Strong US dollar won’t hurt Astro’s cashflow


KUALA LUMPUR: Astro Malaysia Holdings Bhd’s free cashflow may not be severely strained in the current environment of strong US dollar and rising interest rates, says CGS-CIMB Research.

The research house said less than half of Astro’s US dollar-denominated borrowings have yet to be swapped to ringgit and most of its borrowings are made up of fixed-rate loans.

“Astro has also lowered its content cost exposure to the greenback from as high as 70%, to around 50% currently.

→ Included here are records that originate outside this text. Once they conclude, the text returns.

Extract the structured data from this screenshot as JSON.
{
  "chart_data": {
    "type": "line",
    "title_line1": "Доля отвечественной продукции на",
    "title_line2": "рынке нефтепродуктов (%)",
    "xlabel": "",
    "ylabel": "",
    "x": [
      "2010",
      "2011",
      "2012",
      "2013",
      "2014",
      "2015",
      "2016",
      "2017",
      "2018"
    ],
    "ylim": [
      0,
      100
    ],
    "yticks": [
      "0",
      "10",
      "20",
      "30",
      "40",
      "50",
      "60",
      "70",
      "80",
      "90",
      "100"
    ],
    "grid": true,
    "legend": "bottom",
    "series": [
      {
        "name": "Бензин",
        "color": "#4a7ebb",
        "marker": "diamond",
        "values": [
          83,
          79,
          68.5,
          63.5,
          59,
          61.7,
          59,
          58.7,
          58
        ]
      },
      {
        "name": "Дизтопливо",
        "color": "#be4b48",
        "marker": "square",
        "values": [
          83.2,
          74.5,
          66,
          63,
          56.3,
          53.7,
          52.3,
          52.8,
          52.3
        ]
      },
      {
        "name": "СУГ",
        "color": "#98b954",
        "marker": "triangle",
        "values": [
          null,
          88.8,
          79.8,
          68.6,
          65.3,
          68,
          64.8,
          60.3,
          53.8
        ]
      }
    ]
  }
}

It can also cycle out its content if need be,” it said in its latest report.

“In our view, the eroding share price over the past month has more than reflected the effects of rising interest rates and weak ringgit,” added the research house, which maintained its “add” call on the stock with a discounted cashflow-based target price of 88 sen.

Of Astro’s RM3.6bil borrowings as at end-July 2022 (including RM8.7mil in accrued interest), US$333.1mil (RM1.5bil at end-July 2022) or 41.8% was denominated in US dollars. These are for the new transponder lease agreements that Astro has yet to swap to ringgit.

“It will take time for Astro to get the necessary approvals for the conversion,” said CGS-CIMB Research.

As for borrowings with floating interest rates, they amounted to only RM322.5mil or 9.1% of total debt and the group also tends to refinance its loans as they near their maturity.

The research unit has raised its finance cost assumptions for Astro by bringing up the effective interest rate from 4% to around 6% to 6.1% for Astro’s financial years ending Jan 31, 2023 to 2025 (FY23 to FY25).

As a result, CGS-CIMB Research’s estimated earnings per share for Astro’s FY24 and FY25 are cut by 1% to 9%.

The downside risk is that Astro’s subscription revenue will be squeezed further, while a stock re-rating catalyst would be new tentpole streaming services joining Astro’s distribution network.

On how how Astro has been able to keep its content costs in check, CGS-CIMB Research noted that in the first few years after the group was re-listed in October 2012, its content costs were split almost equally among three major categories namely local, international variety and sports.

Only the local content category is transacted in ringgit.

This put the share of content denominated in US dollars at 66% then, and this could leap as high as 70% in certain years.

Yet, while the ringgit’s value against the US dollar has fallen by over 50% since its re-listing, Astro’s content cost did not escalate.

“If there is a blessing in disguise from the digital insurrection, it is that it allowed Astro to negotiate lower fees for broadcasting rights, as these programmes cannot get cord-cutters to change their minds.

“The share of US dollar-denominated rights fees consequently fell to around 50% of its aggregate content cost,” it said.

For some agreements, Astro has a clause that stipulates the content owners bear exchange losses if the ringgit drops to a certain level.

The research unit’s FY23 to FY25 content cost assumptions are also at the high end of the 35% to 37% cost-to-TV revenue ratio that the group has adhered to over the years, at 37% to 38%, to factor in the strong US dollar.